"We have to become a better defensive team," Boylen told reporters earlier in October. "We have to be better."
And in the most Boylen of ways for the Boylen-est of reasons too.
"I just want us to compete every play for the city, for the heritage and history of the Bulls," he said. "People look at me when I say that like I am a complete dummy."
When the ball popped out to the perimeter after a Hornets penetrator drew attention inward, there was often an initial attempt by the Bulls to close out to the open shooter. What happened thereafter, however, was a bit of a mess. Reversals, rotations and skips to secondary and tertiary options around the horn seemed to bewilder the visitors, and defensive rotations were all but nonexistent.
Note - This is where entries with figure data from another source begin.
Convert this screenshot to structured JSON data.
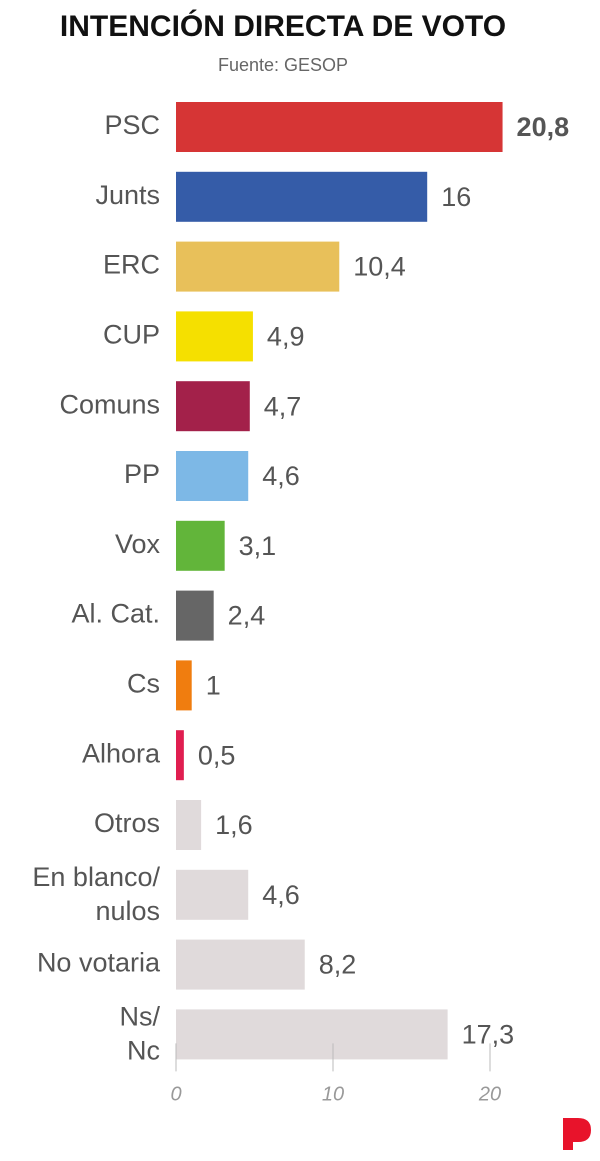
{
  "chart_data": {
    "type": "hbar",
    "title": "INTENCIÓN DIRECTA DE VOTO",
    "subtitle": "Fuente: GESOP",
    "categories": [
      "PSC",
      "Junts",
      "ERC",
      "CUP",
      "Comuns",
      "PP",
      "Vox",
      "Al. Cat.",
      "Cs",
      "Alhora",
      "Otros",
      "En blanco/nulos",
      "No votaria",
      "Ns/Nc"
    ],
    "values": [
      20.8,
      16,
      10.4,
      4.9,
      4.7,
      4.6,
      3.1,
      2.4,
      1,
      0.5,
      1.6,
      4.6,
      8.2,
      17.3
    ],
    "value_labels": [
      "20,8",
      "16",
      "10,4",
      "4,9",
      "4,7",
      "4,6",
      "3,1",
      "2,4",
      "1",
      "0,5",
      "1,6",
      "4,6",
      "8,2",
      "17,3"
    ],
    "colors": [
      "#d63535",
      "#355ca8",
      "#e8c05a",
      "#f5e000",
      "#a3214a",
      "#7db8e6",
      "#62b53a",
      "#666666",
      "#f07d0f",
      "#e01e50",
      "#e0dadb",
      "#e0dadb",
      "#e0dadb",
      "#e0dadb"
    ],
    "xlim": [
      0,
      22
    ],
    "xticks": [
      0,
      10,
      20
    ]
  }
}
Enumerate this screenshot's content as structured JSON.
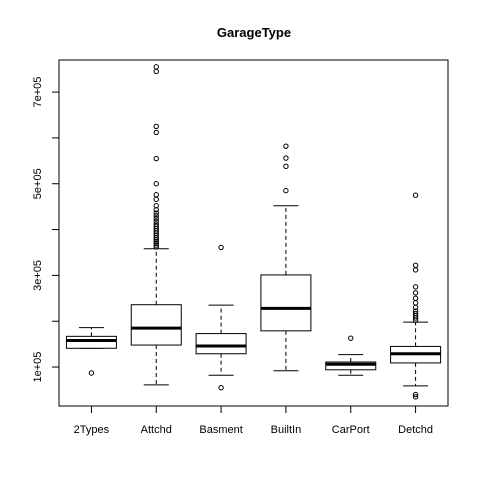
{
  "chart_data": {
    "type": "boxplot",
    "title": "GarageType",
    "xlabel": "",
    "ylabel": "",
    "ylim": [
      15000,
      770000
    ],
    "yticks": [
      {
        "value": 100000,
        "label": "1e+05"
      },
      {
        "value": 300000,
        "label": "3e+05"
      },
      {
        "value": 500000,
        "label": "5e+05"
      },
      {
        "value": 700000,
        "label": "7e+05"
      }
    ],
    "yminor_ticks": [
      200000,
      400000,
      600000
    ],
    "categories": [
      "2Types",
      "Attchd",
      "Basment",
      "BuiltIn",
      "CarPort",
      "Detchd"
    ],
    "boxes": [
      {
        "name": "2Types",
        "whisker_low": 141000,
        "q1": 141000,
        "median": 158000,
        "q3": 167000,
        "whisker_high": 186000,
        "outliers": [
          87000
        ]
      },
      {
        "name": "Attchd",
        "whisker_low": 61000,
        "q1": 148000,
        "median": 185000,
        "q3": 236000,
        "whisker_high": 358000,
        "outliers": [
          362000,
          366000,
          370000,
          374000,
          378000,
          382000,
          387000,
          392000,
          397000,
          402000,
          407000,
          412000,
          418000,
          424000,
          430000,
          436000,
          443000,
          452000,
          466000,
          476000,
          500000,
          555000,
          612000,
          625000,
          745000,
          755000
        ]
      },
      {
        "name": "Basment",
        "whisker_low": 82000,
        "q1": 129000,
        "median": 146000,
        "q3": 173000,
        "whisker_high": 235000,
        "outliers": [
          55000,
          361000
        ]
      },
      {
        "name": "BuiltIn",
        "whisker_low": 92000,
        "q1": 179000,
        "median": 228000,
        "q3": 301000,
        "whisker_high": 452000,
        "outliers": [
          485000,
          538000,
          556000,
          582000
        ]
      },
      {
        "name": "CarPort",
        "whisker_low": 82000,
        "q1": 94000,
        "median": 106000,
        "q3": 111000,
        "whisker_high": 127000,
        "outliers": [
          163000
        ]
      },
      {
        "name": "Detchd",
        "whisker_low": 59000,
        "q1": 109000,
        "median": 129000,
        "q3": 145000,
        "whisker_high": 198000,
        "outliers": [
          35000,
          40000,
          202000,
          207000,
          212000,
          217000,
          222000,
          230000,
          240000,
          250000,
          262000,
          275000,
          312000,
          322000,
          475000
        ]
      }
    ]
  }
}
Allowing unguarded shots in rhythm is no way to live life in the league, even against a franchise that looks like it just might be tanking for draft position.
If Boylen is going to traffic in all his signature tropes of heart and spirit and soul and pride -- and make sure you understand that it's not an act, that he's a genuine true believer in all of it -- such things can and must manifest themselves in defensive effort.
Get a hand up. Anticipate and hedge. Fight over, around and through ball screens. Communicate. Help and recover, then help and recover again. Get out to the shooter quickly but under control. Know the opposing personnel and their individual tendencies, and remember the rules for each matchup. Stay in a balanced position, prepared to react. Try to deflect every pass and then hit the floor for the loose ball. Make rotations second nature, so doing so multiple times in a single possession is easy instead of impossible.
Here endeth my inner monologue of Tom Thibodeau motivational slogans.
The Bulls don't have to set any records for defensive efficiency to to be a competitive team as this core evolves, but they indeed have to be better than whatever that was.